Forrest Lucas (February 1, 1942 – August 23, 2025) was an American businessman, known for being the founder of Lucas Oil and the founder of Protect the Harvest that opposed animal rights legislation.

==Early life==
Lucas was born in February 1942, in Ramsey, Indiana, where he grew up, the eldest of four children. His parents Raymond and Marie had a small farm in Elkinsville, where he and his three sisters lived in "rural deprivation".

He was educated to a high school level.

==Career==
Lucas bought his first truck when he was 19, and his first semi-trailer at 21. He got a job with Mayflower Transit. He built up a fleet of 13-14 trucks, and started freight brokerage. Following the deregulation of freight in 1980, he was the first to get a full licence to deliver freight in 48 states.

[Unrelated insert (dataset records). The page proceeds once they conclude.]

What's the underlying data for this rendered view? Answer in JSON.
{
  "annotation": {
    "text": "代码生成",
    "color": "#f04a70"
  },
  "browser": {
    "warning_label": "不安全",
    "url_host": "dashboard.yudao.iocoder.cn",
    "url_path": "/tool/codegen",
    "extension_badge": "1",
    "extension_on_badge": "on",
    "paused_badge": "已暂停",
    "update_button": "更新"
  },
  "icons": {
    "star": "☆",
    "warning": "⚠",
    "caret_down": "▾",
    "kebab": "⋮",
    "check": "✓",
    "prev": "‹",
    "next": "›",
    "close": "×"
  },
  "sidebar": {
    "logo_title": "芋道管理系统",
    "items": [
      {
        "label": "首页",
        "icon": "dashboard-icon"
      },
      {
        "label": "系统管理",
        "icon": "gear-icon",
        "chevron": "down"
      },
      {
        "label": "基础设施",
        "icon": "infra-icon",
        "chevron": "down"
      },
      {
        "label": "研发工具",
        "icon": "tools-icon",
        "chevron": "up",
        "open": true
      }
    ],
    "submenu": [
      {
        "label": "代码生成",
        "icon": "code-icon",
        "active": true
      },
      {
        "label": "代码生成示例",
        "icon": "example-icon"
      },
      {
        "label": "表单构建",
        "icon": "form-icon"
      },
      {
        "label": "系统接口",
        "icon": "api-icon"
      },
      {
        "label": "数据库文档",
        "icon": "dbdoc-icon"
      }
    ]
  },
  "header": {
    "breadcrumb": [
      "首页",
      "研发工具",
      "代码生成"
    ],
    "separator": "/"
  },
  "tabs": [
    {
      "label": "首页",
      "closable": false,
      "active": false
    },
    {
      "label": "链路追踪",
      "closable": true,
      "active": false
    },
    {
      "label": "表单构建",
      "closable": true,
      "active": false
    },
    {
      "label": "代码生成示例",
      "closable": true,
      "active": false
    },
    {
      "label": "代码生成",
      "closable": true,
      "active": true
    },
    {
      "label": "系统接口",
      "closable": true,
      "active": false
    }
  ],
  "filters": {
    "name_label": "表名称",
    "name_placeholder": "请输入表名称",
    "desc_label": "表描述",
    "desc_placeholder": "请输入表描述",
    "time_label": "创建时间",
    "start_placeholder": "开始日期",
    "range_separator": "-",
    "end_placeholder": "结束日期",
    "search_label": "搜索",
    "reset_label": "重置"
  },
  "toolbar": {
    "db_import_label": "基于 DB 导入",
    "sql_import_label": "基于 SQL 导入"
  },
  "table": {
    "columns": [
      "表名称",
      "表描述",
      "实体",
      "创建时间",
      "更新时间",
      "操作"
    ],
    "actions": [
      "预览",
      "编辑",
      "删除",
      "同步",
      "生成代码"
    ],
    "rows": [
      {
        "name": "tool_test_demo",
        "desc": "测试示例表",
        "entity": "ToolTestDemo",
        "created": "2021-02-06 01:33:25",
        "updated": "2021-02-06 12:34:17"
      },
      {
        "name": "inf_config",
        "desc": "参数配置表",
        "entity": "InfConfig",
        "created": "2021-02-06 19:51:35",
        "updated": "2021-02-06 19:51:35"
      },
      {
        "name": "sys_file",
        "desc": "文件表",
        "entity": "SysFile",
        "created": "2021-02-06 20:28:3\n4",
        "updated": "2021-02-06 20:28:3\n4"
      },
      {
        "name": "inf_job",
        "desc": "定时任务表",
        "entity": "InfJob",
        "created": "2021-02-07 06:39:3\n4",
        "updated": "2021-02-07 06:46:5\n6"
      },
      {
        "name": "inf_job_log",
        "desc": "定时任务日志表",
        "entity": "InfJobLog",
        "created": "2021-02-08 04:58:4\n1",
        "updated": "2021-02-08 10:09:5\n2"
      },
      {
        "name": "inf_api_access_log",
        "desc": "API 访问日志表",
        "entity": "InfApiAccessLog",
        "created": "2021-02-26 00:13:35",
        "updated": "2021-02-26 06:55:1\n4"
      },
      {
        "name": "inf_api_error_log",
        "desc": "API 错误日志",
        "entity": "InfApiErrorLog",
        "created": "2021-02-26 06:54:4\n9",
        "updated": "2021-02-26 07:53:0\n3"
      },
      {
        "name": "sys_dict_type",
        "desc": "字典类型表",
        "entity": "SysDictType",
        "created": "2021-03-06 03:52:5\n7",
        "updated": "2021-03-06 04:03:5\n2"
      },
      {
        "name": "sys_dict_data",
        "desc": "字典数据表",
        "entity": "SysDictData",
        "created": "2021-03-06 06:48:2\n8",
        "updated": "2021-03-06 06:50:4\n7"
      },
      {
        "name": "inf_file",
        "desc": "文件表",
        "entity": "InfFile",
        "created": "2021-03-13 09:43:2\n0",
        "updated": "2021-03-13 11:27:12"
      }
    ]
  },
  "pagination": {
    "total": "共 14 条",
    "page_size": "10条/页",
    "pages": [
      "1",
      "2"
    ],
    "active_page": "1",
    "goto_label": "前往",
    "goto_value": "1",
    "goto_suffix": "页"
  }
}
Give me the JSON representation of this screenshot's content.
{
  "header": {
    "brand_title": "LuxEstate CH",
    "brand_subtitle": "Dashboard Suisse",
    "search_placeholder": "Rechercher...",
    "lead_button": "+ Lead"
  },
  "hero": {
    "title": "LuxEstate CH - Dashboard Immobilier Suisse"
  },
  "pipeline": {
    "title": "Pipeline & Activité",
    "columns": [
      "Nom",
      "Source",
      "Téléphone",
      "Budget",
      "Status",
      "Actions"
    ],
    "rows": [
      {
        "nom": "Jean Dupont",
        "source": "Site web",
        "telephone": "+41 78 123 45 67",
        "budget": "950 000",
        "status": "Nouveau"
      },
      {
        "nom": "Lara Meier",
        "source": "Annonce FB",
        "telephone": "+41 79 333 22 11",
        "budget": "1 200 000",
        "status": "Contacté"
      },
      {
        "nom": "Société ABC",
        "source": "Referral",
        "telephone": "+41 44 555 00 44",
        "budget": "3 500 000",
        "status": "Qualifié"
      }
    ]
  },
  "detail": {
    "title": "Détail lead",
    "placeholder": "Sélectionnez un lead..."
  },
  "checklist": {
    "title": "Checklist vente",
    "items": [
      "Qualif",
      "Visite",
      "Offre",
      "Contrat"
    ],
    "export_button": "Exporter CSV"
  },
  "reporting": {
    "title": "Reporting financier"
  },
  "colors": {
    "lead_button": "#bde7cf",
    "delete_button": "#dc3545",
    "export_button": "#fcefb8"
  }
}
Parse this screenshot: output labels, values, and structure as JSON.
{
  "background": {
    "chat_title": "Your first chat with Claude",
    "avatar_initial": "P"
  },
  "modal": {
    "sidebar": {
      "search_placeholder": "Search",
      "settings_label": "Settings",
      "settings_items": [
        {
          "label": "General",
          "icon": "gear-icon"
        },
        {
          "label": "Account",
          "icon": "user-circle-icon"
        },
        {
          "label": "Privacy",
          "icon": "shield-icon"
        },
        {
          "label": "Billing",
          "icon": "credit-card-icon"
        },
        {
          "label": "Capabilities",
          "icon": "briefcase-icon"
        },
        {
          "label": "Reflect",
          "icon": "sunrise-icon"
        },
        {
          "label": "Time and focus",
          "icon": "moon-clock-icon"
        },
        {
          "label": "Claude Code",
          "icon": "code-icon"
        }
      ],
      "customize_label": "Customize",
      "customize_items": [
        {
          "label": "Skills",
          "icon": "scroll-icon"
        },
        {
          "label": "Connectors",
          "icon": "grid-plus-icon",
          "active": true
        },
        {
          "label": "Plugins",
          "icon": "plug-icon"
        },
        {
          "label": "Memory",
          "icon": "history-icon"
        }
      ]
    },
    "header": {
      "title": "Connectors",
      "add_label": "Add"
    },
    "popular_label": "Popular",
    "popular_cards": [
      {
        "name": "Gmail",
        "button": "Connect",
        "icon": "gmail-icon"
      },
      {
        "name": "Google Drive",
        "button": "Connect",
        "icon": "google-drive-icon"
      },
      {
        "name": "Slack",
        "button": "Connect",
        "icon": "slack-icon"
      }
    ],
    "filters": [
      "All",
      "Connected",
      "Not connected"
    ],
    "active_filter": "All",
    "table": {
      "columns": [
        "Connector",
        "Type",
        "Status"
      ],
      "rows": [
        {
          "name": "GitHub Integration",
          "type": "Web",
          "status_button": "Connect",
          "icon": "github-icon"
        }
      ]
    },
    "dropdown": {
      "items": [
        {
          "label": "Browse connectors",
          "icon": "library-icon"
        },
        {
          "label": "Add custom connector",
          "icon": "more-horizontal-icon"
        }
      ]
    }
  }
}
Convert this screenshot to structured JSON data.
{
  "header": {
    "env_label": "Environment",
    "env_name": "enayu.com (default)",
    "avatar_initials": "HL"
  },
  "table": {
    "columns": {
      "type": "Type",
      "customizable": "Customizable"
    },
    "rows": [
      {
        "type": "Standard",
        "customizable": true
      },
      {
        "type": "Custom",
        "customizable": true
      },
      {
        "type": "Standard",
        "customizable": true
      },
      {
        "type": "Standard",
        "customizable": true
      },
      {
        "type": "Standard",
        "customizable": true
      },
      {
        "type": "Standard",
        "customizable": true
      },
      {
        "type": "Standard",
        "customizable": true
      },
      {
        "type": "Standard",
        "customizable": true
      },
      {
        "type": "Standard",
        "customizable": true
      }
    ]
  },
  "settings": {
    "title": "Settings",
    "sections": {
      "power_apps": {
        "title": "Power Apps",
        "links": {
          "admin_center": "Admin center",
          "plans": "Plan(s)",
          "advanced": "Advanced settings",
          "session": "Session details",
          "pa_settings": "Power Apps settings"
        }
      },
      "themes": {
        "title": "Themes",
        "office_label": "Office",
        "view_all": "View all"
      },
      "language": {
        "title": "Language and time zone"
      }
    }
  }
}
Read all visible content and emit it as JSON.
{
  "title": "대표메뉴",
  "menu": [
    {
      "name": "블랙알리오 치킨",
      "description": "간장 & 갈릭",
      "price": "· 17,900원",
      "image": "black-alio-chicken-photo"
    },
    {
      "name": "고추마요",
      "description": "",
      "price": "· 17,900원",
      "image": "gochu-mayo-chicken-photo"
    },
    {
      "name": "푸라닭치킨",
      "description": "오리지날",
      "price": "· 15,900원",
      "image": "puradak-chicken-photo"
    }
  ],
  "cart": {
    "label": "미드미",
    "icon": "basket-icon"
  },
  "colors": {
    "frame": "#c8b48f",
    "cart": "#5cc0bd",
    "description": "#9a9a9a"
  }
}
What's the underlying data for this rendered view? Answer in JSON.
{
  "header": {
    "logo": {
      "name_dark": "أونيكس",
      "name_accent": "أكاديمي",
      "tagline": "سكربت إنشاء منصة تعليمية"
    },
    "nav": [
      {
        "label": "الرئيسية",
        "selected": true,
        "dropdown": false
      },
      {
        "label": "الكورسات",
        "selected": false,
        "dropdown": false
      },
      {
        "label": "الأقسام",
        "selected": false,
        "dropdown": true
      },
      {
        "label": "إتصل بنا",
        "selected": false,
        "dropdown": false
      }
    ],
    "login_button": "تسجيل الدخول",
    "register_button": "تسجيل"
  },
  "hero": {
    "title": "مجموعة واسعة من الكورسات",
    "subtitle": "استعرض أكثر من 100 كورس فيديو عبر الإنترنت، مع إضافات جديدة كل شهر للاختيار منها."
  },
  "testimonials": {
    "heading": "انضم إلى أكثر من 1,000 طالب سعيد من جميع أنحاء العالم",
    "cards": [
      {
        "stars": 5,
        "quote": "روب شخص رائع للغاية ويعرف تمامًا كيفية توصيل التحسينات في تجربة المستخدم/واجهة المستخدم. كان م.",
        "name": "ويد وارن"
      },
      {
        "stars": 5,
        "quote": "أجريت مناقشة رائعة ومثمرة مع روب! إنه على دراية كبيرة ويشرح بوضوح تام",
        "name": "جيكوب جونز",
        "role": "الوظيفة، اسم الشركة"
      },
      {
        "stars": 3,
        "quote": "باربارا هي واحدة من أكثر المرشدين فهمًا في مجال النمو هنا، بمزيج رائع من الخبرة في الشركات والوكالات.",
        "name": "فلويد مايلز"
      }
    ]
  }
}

In 1988, he founded Lucas Oil. In 2018, he founded Forrest Films, a film production company.

==Protect the Harvest==

Lucas was a founder of Protect the Harvest, a nonprofit organization which opposes animal rights. It is particularly opposed to the Humane Society of the United States, which it claims is "a wealthy and successful attack group".

==Personal life and death==
His first wife "couldn't stand to save money ... she'd spend it as fast as I made it", and they divorced in 1969.

He married Charlotte Lucas in 1982, and they had seven children.

Lucas died on August 23, 2025, at the age of 83.